Ter zitting bij de Afdeling is gebleken dat er in de gemeente Hoogezand-Sappemeer slechts een zeer beperkt aantal dorps- en wijkcentra is die bijeenkomsten als die waar het voorschrift op ziet, kan organiseren. Voorts is uit omgevingsonderzoek gebleken dat slechts zes van de in de regio gevestigde commerciële horecabedrijven vergelijkbaar zijn met zalencentrum Brandpunt. Verder is van belang dat het aantal bijeenkomsten van persoonlijke aard, in de periode voordat bij het bij de rechtbank bestreden besluit vergunning werd verleend, in zalencentrum Brandpunt niet was gelimiteerd, terwijl deze bij de bestreden vergunning zijn beperkt tot maximaal twaalf per jaar. Er is niet gebleken dat, de positie van andere zalenverhuurders die alcoholhoudende drank schenken, met de bij deze vergunning geïntroduceerde voorschriften zodanig in het gedrang komt, dat dit leidt tot onwenselijke mededinging in de zin van artikel 4, eerste lid, van de DHW.
Het college heeft zich dan ook in redelijkheid op het standpunt kunnen stellen dat het geen verder strekkende voorschriften of beperkingen aan de vergunning behoefde te verbinden.
2.4. Het college voert daarnaast aan dat de rechtbank ten onrechte heeft overwogen dat het bij zijn besluitvorming het door de rechtbank gegrond verklaarde beroep in procedure met nr. 09/184 moet betrekken. De rechtbank heeft hiermee volgens het college miskend dat strijd met het bestemmingsplan geen weigeringsgrond voor een vergunning ingevolge de DHW is.

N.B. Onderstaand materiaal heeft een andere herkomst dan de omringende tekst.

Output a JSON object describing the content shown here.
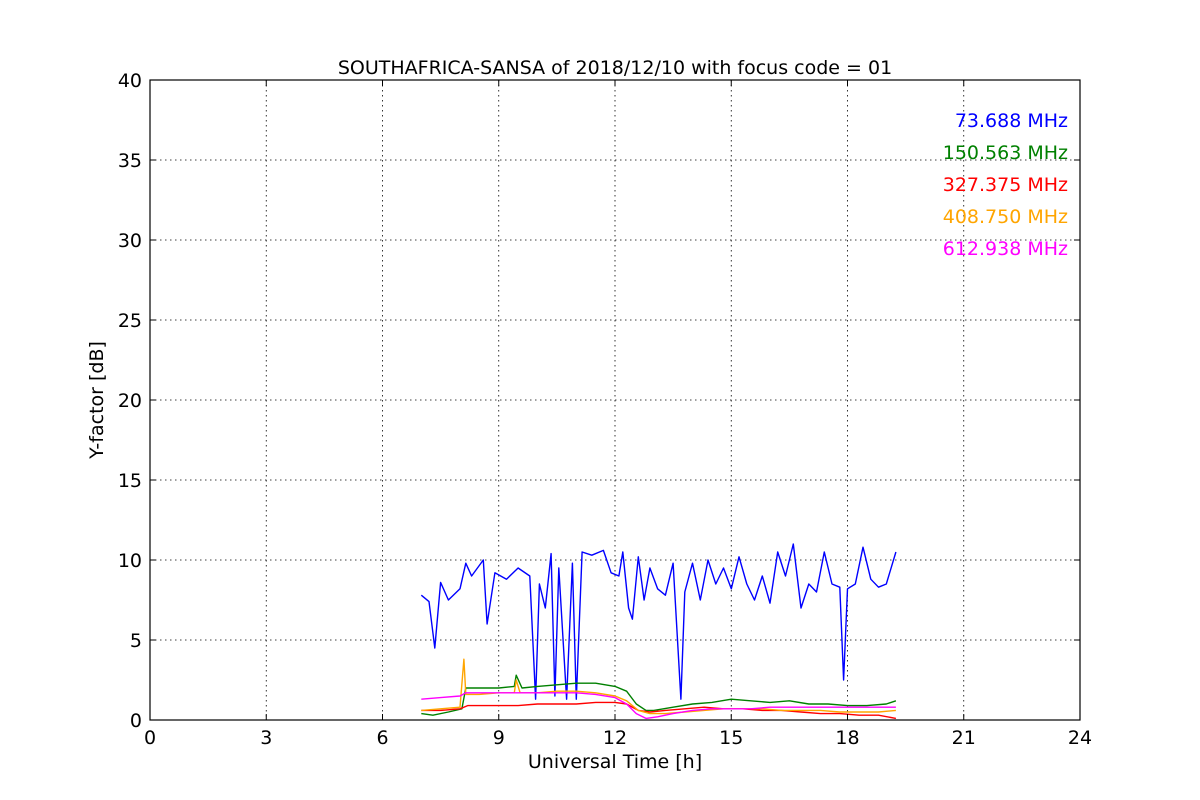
{
  "chart_data": {
    "type": "line",
    "title": "SOUTHAFRICA-SANSA of 2018/12/10 with focus code = 01",
    "xlabel": "Universal Time [h]",
    "ylabel": "Y-factor [dB]",
    "xlim": [
      0,
      24
    ],
    "ylim": [
      0,
      40
    ],
    "xticks": [
      0,
      3,
      6,
      9,
      12,
      15,
      18,
      21,
      24
    ],
    "yticks": [
      0,
      5,
      10,
      15,
      20,
      25,
      30,
      35,
      40
    ],
    "grid": true,
    "legend_position": "top-right",
    "series": [
      {
        "name": "73.688 MHz",
        "color": "#0000ff",
        "points": [
          [
            7.0,
            7.8
          ],
          [
            7.2,
            7.4
          ],
          [
            7.35,
            4.5
          ],
          [
            7.5,
            8.6
          ],
          [
            7.7,
            7.5
          ],
          [
            8.0,
            8.2
          ],
          [
            8.15,
            9.8
          ],
          [
            8.3,
            9.0
          ],
          [
            8.6,
            10.0
          ],
          [
            8.7,
            6.0
          ],
          [
            8.9,
            9.2
          ],
          [
            9.2,
            8.8
          ],
          [
            9.5,
            9.5
          ],
          [
            9.8,
            9.0
          ],
          [
            9.95,
            1.3
          ],
          [
            10.05,
            8.5
          ],
          [
            10.2,
            7.0
          ],
          [
            10.35,
            10.4
          ],
          [
            10.45,
            1.5
          ],
          [
            10.55,
            9.5
          ],
          [
            10.75,
            1.3
          ],
          [
            10.9,
            9.8
          ],
          [
            11.0,
            1.3
          ],
          [
            11.15,
            10.5
          ],
          [
            11.4,
            10.3
          ],
          [
            11.7,
            10.6
          ],
          [
            11.9,
            9.2
          ],
          [
            12.1,
            9.0
          ],
          [
            12.2,
            10.5
          ],
          [
            12.35,
            7.0
          ],
          [
            12.45,
            6.3
          ],
          [
            12.6,
            10.2
          ],
          [
            12.75,
            7.5
          ],
          [
            12.9,
            9.5
          ],
          [
            13.1,
            8.2
          ],
          [
            13.3,
            7.8
          ],
          [
            13.5,
            9.8
          ],
          [
            13.7,
            1.3
          ],
          [
            13.8,
            8.0
          ],
          [
            14.0,
            9.8
          ],
          [
            14.2,
            7.5
          ],
          [
            14.4,
            10.0
          ],
          [
            14.6,
            8.5
          ],
          [
            14.8,
            9.5
          ],
          [
            15.0,
            8.2
          ],
          [
            15.2,
            10.2
          ],
          [
            15.4,
            8.5
          ],
          [
            15.6,
            7.5
          ],
          [
            15.8,
            9.0
          ],
          [
            16.0,
            7.3
          ],
          [
            16.2,
            10.5
          ],
          [
            16.4,
            9.0
          ],
          [
            16.6,
            11.0
          ],
          [
            16.8,
            7.0
          ],
          [
            17.0,
            8.5
          ],
          [
            17.2,
            8.0
          ],
          [
            17.4,
            10.5
          ],
          [
            17.6,
            8.5
          ],
          [
            17.8,
            8.3
          ],
          [
            17.9,
            2.5
          ],
          [
            18.0,
            8.2
          ],
          [
            18.2,
            8.5
          ],
          [
            18.4,
            10.8
          ],
          [
            18.6,
            8.8
          ],
          [
            18.8,
            8.3
          ],
          [
            19.0,
            8.5
          ],
          [
            19.25,
            10.5
          ]
        ]
      },
      {
        "name": "150.563 MHz",
        "color": "#008000",
        "points": [
          [
            7.0,
            0.4
          ],
          [
            7.3,
            0.3
          ],
          [
            7.7,
            0.5
          ],
          [
            8.05,
            0.7
          ],
          [
            8.15,
            2.0
          ],
          [
            8.5,
            2.0
          ],
          [
            9.0,
            2.0
          ],
          [
            9.4,
            2.1
          ],
          [
            9.45,
            2.8
          ],
          [
            9.6,
            2.0
          ],
          [
            10.0,
            2.1
          ],
          [
            10.5,
            2.2
          ],
          [
            11.0,
            2.3
          ],
          [
            11.5,
            2.3
          ],
          [
            12.0,
            2.1
          ],
          [
            12.3,
            1.8
          ],
          [
            12.55,
            1.0
          ],
          [
            12.8,
            0.6
          ],
          [
            13.0,
            0.6
          ],
          [
            13.5,
            0.8
          ],
          [
            14.0,
            1.0
          ],
          [
            14.5,
            1.1
          ],
          [
            15.0,
            1.3
          ],
          [
            15.5,
            1.2
          ],
          [
            16.0,
            1.1
          ],
          [
            16.5,
            1.2
          ],
          [
            17.0,
            1.0
          ],
          [
            17.5,
            1.0
          ],
          [
            18.0,
            0.9
          ],
          [
            18.5,
            0.9
          ],
          [
            19.0,
            1.0
          ],
          [
            19.25,
            1.2
          ]
        ]
      },
      {
        "name": "327.375 MHz",
        "color": "#ff0000",
        "points": [
          [
            7.0,
            0.6
          ],
          [
            7.5,
            0.6
          ],
          [
            8.0,
            0.7
          ],
          [
            8.2,
            0.9
          ],
          [
            8.6,
            0.9
          ],
          [
            9.0,
            0.9
          ],
          [
            9.5,
            0.9
          ],
          [
            10.0,
            1.0
          ],
          [
            10.5,
            1.0
          ],
          [
            11.0,
            1.0
          ],
          [
            11.5,
            1.1
          ],
          [
            12.0,
            1.1
          ],
          [
            12.3,
            1.0
          ],
          [
            12.6,
            0.6
          ],
          [
            12.9,
            0.5
          ],
          [
            13.3,
            0.6
          ],
          [
            13.8,
            0.7
          ],
          [
            14.3,
            0.8
          ],
          [
            14.8,
            0.7
          ],
          [
            15.3,
            0.7
          ],
          [
            15.8,
            0.6
          ],
          [
            16.3,
            0.6
          ],
          [
            16.8,
            0.5
          ],
          [
            17.3,
            0.4
          ],
          [
            17.8,
            0.4
          ],
          [
            18.3,
            0.3
          ],
          [
            18.8,
            0.3
          ],
          [
            19.25,
            0.1
          ]
        ]
      },
      {
        "name": "408.750 MHz",
        "color": "#ffa500",
        "points": [
          [
            7.0,
            0.6
          ],
          [
            7.5,
            0.7
          ],
          [
            8.0,
            0.8
          ],
          [
            8.1,
            3.8
          ],
          [
            8.15,
            1.6
          ],
          [
            8.5,
            1.6
          ],
          [
            9.0,
            1.7
          ],
          [
            9.4,
            1.7
          ],
          [
            9.45,
            2.5
          ],
          [
            9.55,
            1.7
          ],
          [
            10.0,
            1.7
          ],
          [
            10.5,
            1.8
          ],
          [
            11.0,
            1.8
          ],
          [
            11.5,
            1.7
          ],
          [
            12.0,
            1.5
          ],
          [
            12.3,
            1.2
          ],
          [
            12.6,
            0.6
          ],
          [
            12.9,
            0.4
          ],
          [
            13.3,
            0.4
          ],
          [
            13.8,
            0.5
          ],
          [
            14.3,
            0.6
          ],
          [
            14.8,
            0.7
          ],
          [
            15.3,
            0.7
          ],
          [
            15.8,
            0.7
          ],
          [
            16.3,
            0.6
          ],
          [
            16.8,
            0.6
          ],
          [
            17.3,
            0.6
          ],
          [
            17.8,
            0.5
          ],
          [
            18.3,
            0.5
          ],
          [
            18.8,
            0.5
          ],
          [
            19.25,
            0.6
          ]
        ]
      },
      {
        "name": "612.938 MHz",
        "color": "#ff00ff",
        "points": [
          [
            7.0,
            1.3
          ],
          [
            7.5,
            1.4
          ],
          [
            8.0,
            1.5
          ],
          [
            8.15,
            1.7
          ],
          [
            8.6,
            1.7
          ],
          [
            9.0,
            1.7
          ],
          [
            9.5,
            1.7
          ],
          [
            10.0,
            1.7
          ],
          [
            10.5,
            1.7
          ],
          [
            11.0,
            1.7
          ],
          [
            11.5,
            1.6
          ],
          [
            12.0,
            1.4
          ],
          [
            12.3,
            1.0
          ],
          [
            12.55,
            0.4
          ],
          [
            12.8,
            0.1
          ],
          [
            13.1,
            0.2
          ],
          [
            13.5,
            0.4
          ],
          [
            14.0,
            0.6
          ],
          [
            14.5,
            0.7
          ],
          [
            15.0,
            0.7
          ],
          [
            15.5,
            0.7
          ],
          [
            16.0,
            0.8
          ],
          [
            16.5,
            0.8
          ],
          [
            17.0,
            0.8
          ],
          [
            17.5,
            0.8
          ],
          [
            18.0,
            0.8
          ],
          [
            18.5,
            0.8
          ],
          [
            19.0,
            0.8
          ],
          [
            19.25,
            0.8
          ]
        ]
      }
    ]
  }
}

2.4.1. Ook dit betoog slaagt. Uit artikel 28, eerste lid, van de DHW blijkt dat een vergunning slechts op grond van de in artikel 27 genoemde weigeringsgronden mag worden geweigerd. Strijdigheid met bestemmingsplanvoorschriften vormt geen grond voor weigering van de gevraagde vergunning. De rechtbank heeft derhalve miskend dat zich geen van de weigeringsgronden als bedoeld in artikel 27 van de DHW voordoet, zodat het college vorenbedoelde uitspraak niet bij de besluitvorming mag betrekken.
2.5. Het hoger beroep is gegrond. De aangevallen uitspraak dient te worden vernietigd. Doende hetgeen de rechtbank zou behoren te doen, zal de Afdeling het besluit van 19 juni 2009 beoordelen in het licht van de daartoe in eerste aanleg voorgedragen beroepsgronden, voor zover die gelet op hetgeen hiervoor is overwogen nog bespreking behoeven.
2.6. KHN betoogt dat het college de vergunning wel beperkt op grond van artikel 4 van de DHW, maar vervolgens twaalf feesten en partijen van persoonlijke aard toestaat. Volgens KHN kan alleen voor heel specifieke gevallen gebruik gemaakt worden van een ontheffing op grond van artikel 4, vijfde lid, van de DHW, teneinde het mogelijk te maken tijdens incidentele feesten alcoholhoudende dranken te kunnen verstrekken.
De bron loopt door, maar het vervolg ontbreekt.